NU Online News Service, Jan. 7, 12:15 p.m. EST
Insurance agencies can expect to receive less carrier compensation in the future as companies reassess their payment arrangements and require more business from them.
That was one of the findings in a survey by Ward Group, a Cincinnati–based consulting firm specializing in the insurance industry.
A survey of 99 diverse property and casualty insurance companies from 2008 to 2009, found that plans to lower agent compensation in 2010 outweigh plans to increase compensation by close to 3 to 1.
Ward Group said that 80 percent of the companies surveyed were independent agent companies.
Among some of the other findings in the survey:
o Forty percent of companies plan to modify their contingent commission in 2010.
o Ten percent of companies plan to increase premium volume requirements while four percent intend to decrease the volume requirements.
o Twelve percent plan to change contingent formulas to pay less commission, while 4 percent said they will pay more. Six percent of companies plan to increase the stop loss thresholds, which is the individual cap of loss placed on an agency for contingent commissions. Only 1 percent plan to increase the threshold.
o Six percent plan to add growth requirements to their contingent formulas while 5 percent plan to add retention requirements.
o Three percent of companies plan to totally eliminate commissions.
In a statement, Jeff Rieder, president of Ward Group said the top 50 companies in its study did not pay excessive commissions. The top 50 companies is based on Ward Group's analysis of 3,100 P&C companies domiciled in the United States.

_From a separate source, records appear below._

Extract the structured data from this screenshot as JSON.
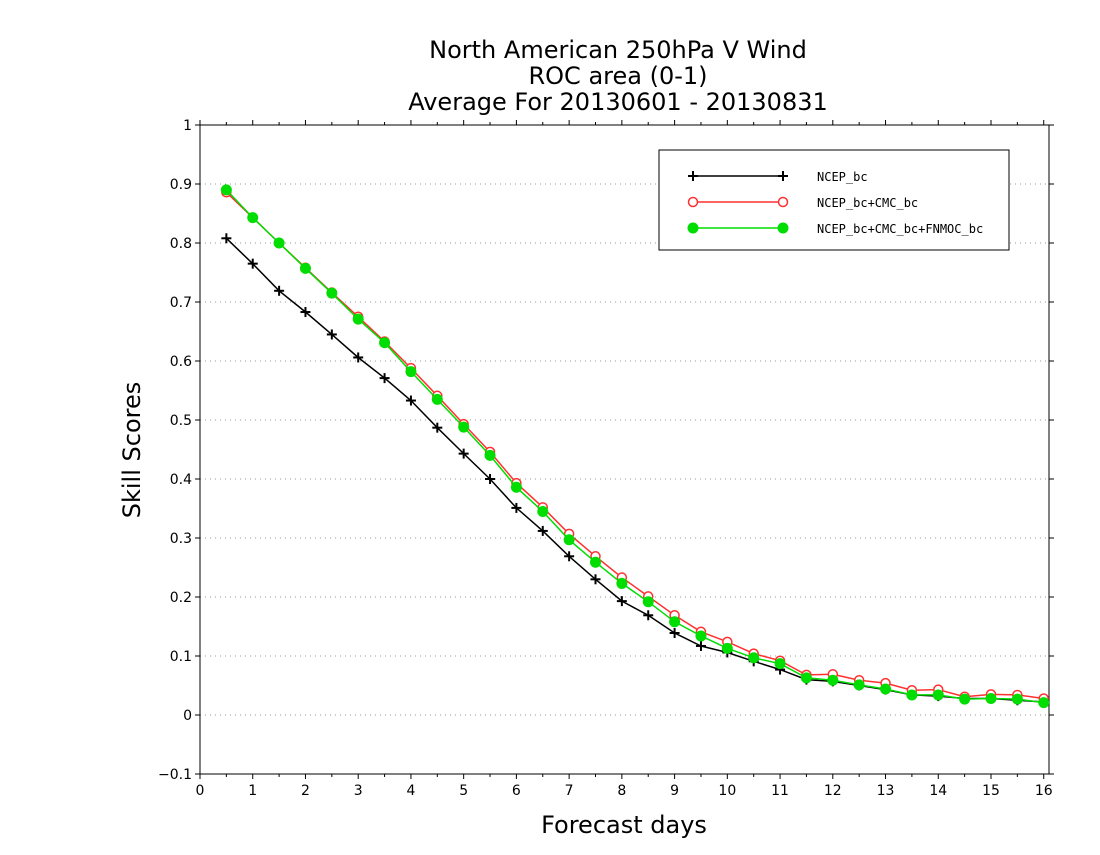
{
  "chart_data": {
    "type": "line",
    "title_lines": [
      "North American 250hPa V Wind",
      "ROC area (0-1)",
      "Average For 20130601 - 20130831"
    ],
    "xlabel": "Forecast days",
    "ylabel": "Skill Scores",
    "xlim": [
      0,
      16.1
    ],
    "ylim": [
      -0.1,
      1
    ],
    "x_ticks": [
      0,
      1,
      2,
      3,
      4,
      5,
      6,
      7,
      8,
      9,
      10,
      11,
      12,
      13,
      14,
      15,
      16
    ],
    "x_tick_labels": [
      "0",
      "1",
      "2",
      "3",
      "4",
      "5",
      "6",
      "7",
      "8",
      "9",
      "10",
      "11",
      "12",
      "13",
      "14",
      "15",
      "16"
    ],
    "y_ticks": [
      -0.1,
      0,
      0.1,
      0.2,
      0.3,
      0.4,
      0.5,
      0.6,
      0.7,
      0.8,
      0.9,
      1
    ],
    "y_tick_labels": [
      "−0.1",
      "0",
      "0.1",
      "0.2",
      "0.3",
      "0.4",
      "0.5",
      "0.6",
      "0.7",
      "0.8",
      "0.9",
      "1"
    ],
    "grid": true,
    "legend_position": "top-right",
    "x": [
      0.5,
      1,
      1.5,
      2,
      2.5,
      3,
      3.5,
      4,
      4.5,
      5,
      5.5,
      6,
      6.5,
      7,
      7.5,
      8,
      8.5,
      9,
      9.5,
      10,
      10.5,
      11,
      11.5,
      12,
      12.5,
      13,
      13.5,
      14,
      14.5,
      15,
      15.5,
      16
    ],
    "series": [
      {
        "name": "NCEP_bc",
        "color": "#000000",
        "marker": "plus",
        "values": [
          0.808,
          0.765,
          0.719,
          0.683,
          0.645,
          0.606,
          0.571,
          0.533,
          0.487,
          0.443,
          0.4,
          0.351,
          0.312,
          0.269,
          0.23,
          0.193,
          0.169,
          0.139,
          0.117,
          0.106,
          0.091,
          0.077,
          0.06,
          0.057,
          0.05,
          0.043,
          0.034,
          0.032,
          0.028,
          0.028,
          0.025,
          0.022
        ]
      },
      {
        "name": "NCEP_bc+CMC_bc",
        "color": "#ff3030",
        "marker": "open-circle",
        "values": [
          0.886,
          0.843,
          0.8,
          0.758,
          0.716,
          0.675,
          0.633,
          0.588,
          0.541,
          0.493,
          0.446,
          0.393,
          0.352,
          0.307,
          0.269,
          0.233,
          0.201,
          0.169,
          0.141,
          0.124,
          0.104,
          0.092,
          0.068,
          0.069,
          0.059,
          0.054,
          0.042,
          0.043,
          0.031,
          0.035,
          0.034,
          0.028
        ]
      },
      {
        "name": "NCEP_bc+CMC_bc+FNMOC_bc",
        "color": "#00dd00",
        "marker": "filled-circle",
        "values": [
          0.89,
          0.843,
          0.8,
          0.757,
          0.715,
          0.671,
          0.631,
          0.582,
          0.535,
          0.488,
          0.44,
          0.386,
          0.345,
          0.297,
          0.259,
          0.223,
          0.192,
          0.158,
          0.134,
          0.113,
          0.097,
          0.087,
          0.063,
          0.059,
          0.051,
          0.044,
          0.034,
          0.034,
          0.027,
          0.028,
          0.027,
          0.021
        ]
      }
    ]
  }
}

"A common misperception is that companies must pay higher commissions to generate more premium," he said. "Top performers focus on the ease of doing business and assertive agency management practices to drive new business results. These companies target compensation to be fair, but not excessive."
According to the survey, the top performing companies achieved 34 percent more premium than average per agent. The key agency management business practices adopted by this group suggest that they do the following:
o Are more likely to modify base commission by line of business.
o They are less likely to have separate plans for personal and commercial lines.
o Have 20 percent fewer agents per manager than average.
o Had stronger requirements for top tier agents, which included higher production and lower loss ratio requirements.
Mr. Rieder said he expects total agency compensation to decrease slightly in 2010, largely due to contingent commission changes. Agency trips and conferences are expected to be smaller and less costly than in 2009 and prior years.
Companies appear to be recruiting new agents more aggressively in an effort to increase their sales force, he said.
On the issue of contingent compensation, most companies, he said, have not made "effective changes to their contingent plan design over the last 3-5 years and some plans will not be in line with current market conditions and corporate objectives.
Companies with assertive agency management and effective communication practices appear positioned to achieve best operating results, he noted.
The study "Agency Management and Compensation Practices" is online at www.wardinc.com.